258 - Acute Toxicity in SWOG 1706, a Randomized Trial Comparing Radiotherapy for Inflammatory Breast Cancer with and without Concurrent Olaparib
Presenter(s)
R. Jagsi1, A. Meisner2, P. Chalasani3, W. Barlow4, J. R. Bellon5, N. L. Henry6, D. Lew2, M. M. Matuszak1, J. M. Moran7, L. J. Pierce1, E. Rakovitch8, S. Reyes9, C. Speers10, J. Unger2, J. R. White11, W. A. Woodward12, R. C. Zellars13, L. Pusztai14, and P. Sharma15; 1Department of Radiation Oncology, University of Michigan, Ann Arbor, MI, 2Fred Hutchinson Cancer Center, Seattle, WA, 3George Washington University, Washington, DC, DC, 4Cancer Research and Biostatistics, Seattle, WA, 5Dana-Farber/Brigham and Women's Cancer Center, Boston, MA, 6University of Michigan, Ann Arbor, MI, 7Department of Medical Physics, Memorial Sloan Kettering Cancer Center, New York, NY, 8Sunnybrook Health Sciences Centre, University of Toronto, Toronto, ON, Canada, 9St. Joseph’s Candler, Savannah, GA, 10University of Alabama-Birmingham, Department of Radiation Oncology,, Birmingham, AL, 11The Ohio State University Wexner Medical Center, Columbus, OH, 12The University of Texas MD Anderson Cancer Center, Houston, TX, 13Indiana University Department of Radiation Oncology, Indianapolis, IN, 14Yale, New Haven, CT, 15Division of Medical Oncology, The University of Kansas Medical Center, Kansas City, KS
Purpose/Objective(s): To evaluate tolerability of combining PARP-inhibitors with breast radiotherapy (RT) given divergent findings from prior studies.
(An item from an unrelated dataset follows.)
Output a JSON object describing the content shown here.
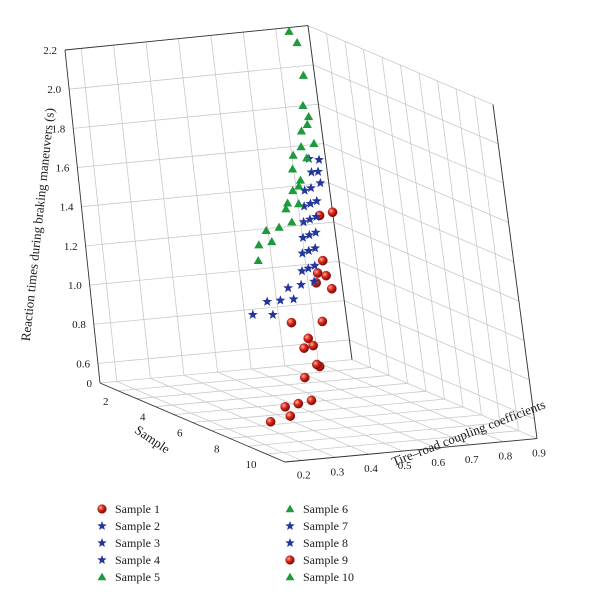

Materials/Methods: From 05/19 to 06/24, we enrolled patients (pts) with inflammatory (T4d) non-metastatic (M0) breast cancer to a Phase 2 NCI cooperative group trial. After standard neoadjuvant systemic therapy and modified radical mastectomy, pts were randomized to RT+Olaparib or RT alone. The control arm was assigned 50 Gy of chest wall and nodal radiotherapy, including bolus, plus 10 Gy boost. The intervention arm was assigned the same RT regimen with 25 mg of olaparib bid daily during RT, intended for radiosensitization. Adverse events (AEs) were assessed using the CTCAE v5.0. This analysis explores the distribution of radiation dermatitis, all acute toxicity in the breast region (including skin and subcutaneous tissue AEs, folliculitis, skin infection, “injury/poisoning” AEs including RT dermatitis and wound complications, and breast or chest wall pain), and other AEs during RT by study arm, where the AEs were deemed possibly, probably, or definitely treatment-related. Chi-squared tests were used to compare proportions.
Results: Among 146 evaluable participants (73 control, 73 intervention), median age was 54.1. Grade 3+ radiation dermatitis was reported in 24.7% of patients in the intervention arm and 5.5% in the control arm (p=0.003). When considering all acute breast AEs, 24.7% had grade 3+ acute breast toxicity in the intervention arm vs 6.8% in the control arm (p=0.006). Acute breast AEs of any grade in the intervention arm included skin and subcutaneous tissue AEs in 43.8% (47.9% in controls), folliculitis in 1.4% (0% in controls), skin infection in 1.4% (0% in controls), “injury/poisoning” AEs in 71.2% (80.8% in controls), and breast or chest wall pain in 30.1% (32.9% in controls). One pt on the intervention arm (later noted to have a MUTYH mutation) had early, dense, confluent telangectasia throughout the 50 Gy fields with radiation induced lichenoid dermatitis. Intervention arm patients were more likely to experience any grade of GI toxicity (45.2% vs 26.0%, p=0.025) and laboratory investigation abnormalities (19.2% vs 0%, p<0.001).
Conclusion: Consistent with American trials of veliparib and rucaparib, and contrasting with a French trial of olaparib that used considerably higher doses of olaparib (up to 200 mg bid) with different RT techniques and had only 8.3% acute radiation dermatitis, this study, limited to inflammatory disease, suggests a clinically relevant increase in toxicity with concurrent administration of breast and nodal RT with bolus and boost even with low dose olaparib (25 mg bid). As PARP inhibitors become more commonly used, caution is appropriate, particularly if considering concurrent administration during breast radiotherapy outside of the investigational context.